How to Raise a Boy is a weeklong series centered around this urgent question in the era of Parkland, President Trump, and #MeToo. Here, a 20-year-old UC Santa Cruz freshman, Sam, talks about dating — with his mother, Leslie, in the backyard hot tub.
Sam: I completely support the #MeToo movement — we’ve moved in a positive direction in terms of dating in the 21st century. But if I were to talk about downsides, you just have to be a lot more careful. I wouldn’t approach someone on campus and just say “Hey,” and start talking. My friends don’t either. There’s a voice in the back of my head, whether it’s rational or irrational, Maybe you think this girl’s cute. If you talk to her she’ll probably think that all you want is sex.
Leslie: People do want sex.
Sam: Right, but there’s this whole other culture of like pickup artists, on YouTube these guys that make a video called, like “How many girls’ numbers can I get in an hour by doing this trick?” It kind of dirties the whole thing, makes it a more sour culture. Here’s another thing. In olden times, you weren’t on your phone. For example, when you’re waiting for the bus on campus, it’s expected that you’re gonna be looking at your phone. Or you have headphones in, which is another way of blocking out the world. And if everyone else is on their phone, you’re not gonna benefit from being the one who’s not, right?
Leslie: You almost might be the weirdo, like, “Hey! How are ya?” And they’re like, “Um I’m listening to my music …”

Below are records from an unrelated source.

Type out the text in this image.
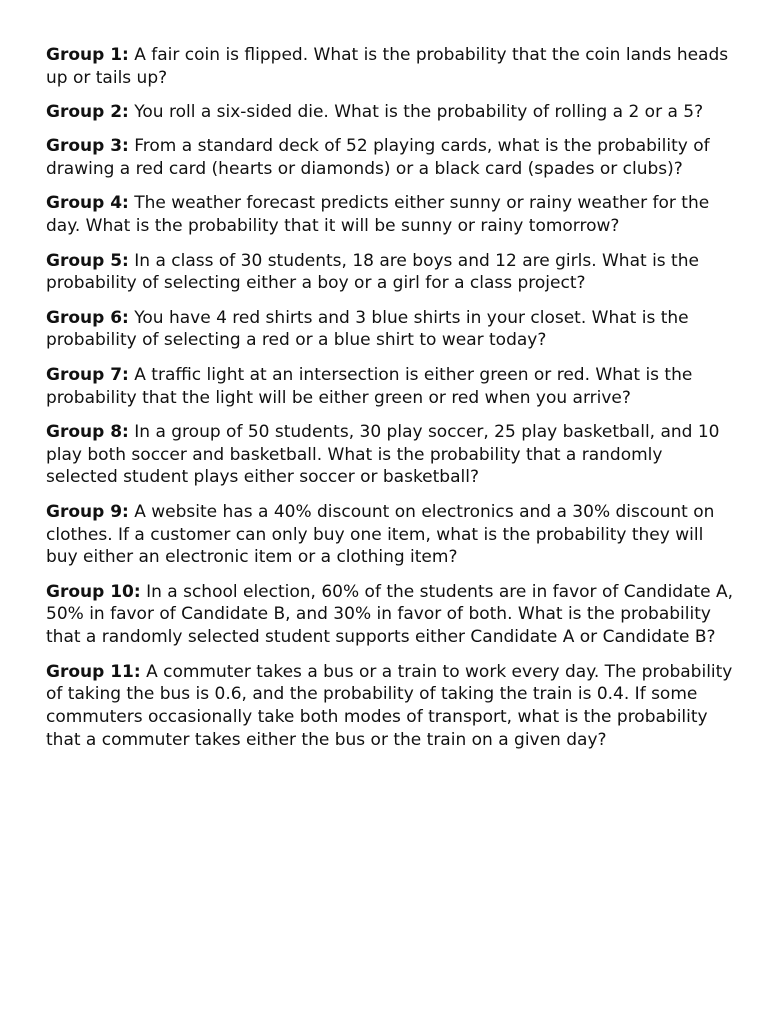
Group 1: A fair coin is flipped. What is the probability that the coin lands heads up or tails up?

Group 2: You roll a six-sided die. What is the probability of rolling a 2 or a 5?

Group 3: From a standard deck of 52 playing cards, what is the probability of drawing a red card (hearts or diamonds) or a black card (spades or clubs)?

Group 4: The weather forecast predicts either sunny or rainy weather for the day. What is the probability that it will be sunny or rainy tomorrow?

Group 5: In a class of 30 students, 18 are boys and 12 are girls. What is the probability of selecting either a boy or a girl for a class project?

Group 6: You have 4 red shirts and 3 blue shirts in your closet. What is the probability of selecting a red or a blue shirt to wear today?

Group 7: A traffic light at an intersection is either green or red. What is the probability that the light will be either green or red when you arrive?

Group 8: In a group of 50 students, 30 play soccer, 25 play basketball, and 10 play both soccer and basketball. What is the probability that a randomly selected student plays either soccer or basketball?

Group 9: A website has a 40% discount on electronics and a 30% discount on clothes. If a customer can only buy one item, what is the probability they will buy either an electronic item or a clothing item?

Group 10: In a school election, 60% of the students are in favor of Candidate A, 50% in favor of Candidate B, and 30% in favor of both. What is the probability that a randomly selected student supports either Candidate A or Candidate B?

Group 11: A commuter takes a bus or a train to work every day. The probability of taking the bus is 0.6, and the probability of taking the train is 0.4. If some commuters occasionally take both modes of transport, what is the probability that a commuter takes either the bus or the train on a given day?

Sam: I’d appreciate the chance to live on a college campus before the advent of cell phones. I have trouble even just making connections with people not in the dating world — just finding new friends, because of the phone.

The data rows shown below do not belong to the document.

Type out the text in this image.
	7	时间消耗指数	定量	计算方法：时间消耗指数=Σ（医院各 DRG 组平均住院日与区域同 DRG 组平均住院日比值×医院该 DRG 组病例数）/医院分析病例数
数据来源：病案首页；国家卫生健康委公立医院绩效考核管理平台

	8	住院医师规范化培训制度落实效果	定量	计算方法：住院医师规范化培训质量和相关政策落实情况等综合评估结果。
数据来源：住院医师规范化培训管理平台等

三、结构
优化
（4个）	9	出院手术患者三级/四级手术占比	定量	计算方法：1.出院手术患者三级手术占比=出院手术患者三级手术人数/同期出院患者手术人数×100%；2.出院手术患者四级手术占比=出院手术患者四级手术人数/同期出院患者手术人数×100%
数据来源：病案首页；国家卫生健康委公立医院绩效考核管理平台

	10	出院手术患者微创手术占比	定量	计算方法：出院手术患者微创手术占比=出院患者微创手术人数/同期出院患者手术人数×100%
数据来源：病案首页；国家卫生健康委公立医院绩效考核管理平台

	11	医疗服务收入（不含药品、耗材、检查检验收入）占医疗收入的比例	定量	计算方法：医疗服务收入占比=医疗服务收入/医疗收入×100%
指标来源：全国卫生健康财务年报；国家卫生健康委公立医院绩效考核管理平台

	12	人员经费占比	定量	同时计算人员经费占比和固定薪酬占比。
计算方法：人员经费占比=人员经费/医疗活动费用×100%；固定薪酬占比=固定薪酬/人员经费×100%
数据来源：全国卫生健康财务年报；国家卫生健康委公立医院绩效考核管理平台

Leslie: Like striking up a conversation in those waiting moments, waiting for class to start, or when class ends, waiting for food?
Sam: Even if it’s dumb chitchat, at least there’s not zero percent chance that you’re gonna get to know the person. Even in exciting moments, if something crazy is happening. Like, a few weeks ago a bus caught on fire on campus. No one was talking. Everyone was just taking videos with their phone. And Snapchatting their friends. Maybe a few words were exchanged, but —
Leslie: So you’re not dating?
Leslie: And your roommates?
Sam: No. S. is not. J. is trying Tinder and he doesn’t have any success either.
Leslie: It’s weird to me, you’re on a college campus filled with beautiful young people and everyone is using Tinder.
Sam: I resisted it for a while — I just wanted it to kind of happen naturally. Not an amazing meet-cute or anything, but I was hoping that something would happen. But there was just … there was just absolutely nothing. I mean, why try to talk to the schmucks around you when there’s unlimited choices that you can swipe right and left on your phone? There’s always something better.
Leslie: Hopefully you’ll find somebody.
Sam: I’m still on the grind, so …
Leslie: But you’ve never been like, Today I’m gonna challenge myself. Today I’m gonna go up and talk to somebody.
Sam: No. Here’s an example. You enter a lecture, right? You go sit down next to some girl. At least what’s running through my head is that she’s gonna think you’re sitting down next to her to flirt with her. So I purposely sit next to some dude, or I notice that people, if they’re able, they’ll always leave a gap on both sides of them. You’ll never sit next to anyone.
Leslie: But what if a young woman wants a cute guy to come sit next to her?
Sam: How would you know that? [Laughs.] I don’t have good intuition about this stuff.
Leslie: And you’re not one of those beer-can-bashing-over-your-head frat guys. You’re a good guy. So you’re probably being extra sensitive …
Sam: If I appeared creepy to someone, that would be one of the worst things to me. I’d feel really gross. One time I was on the bus standing up, on my phone. I guess I was kind of leaning over, and there was a girl sitting in the seat, and she was like, “Excuse me, could you please move away a little bit?” And I guess I took that to mean: This person thinks I’m creepy. This person thinks —
Leslie: She just might have wanted some more space.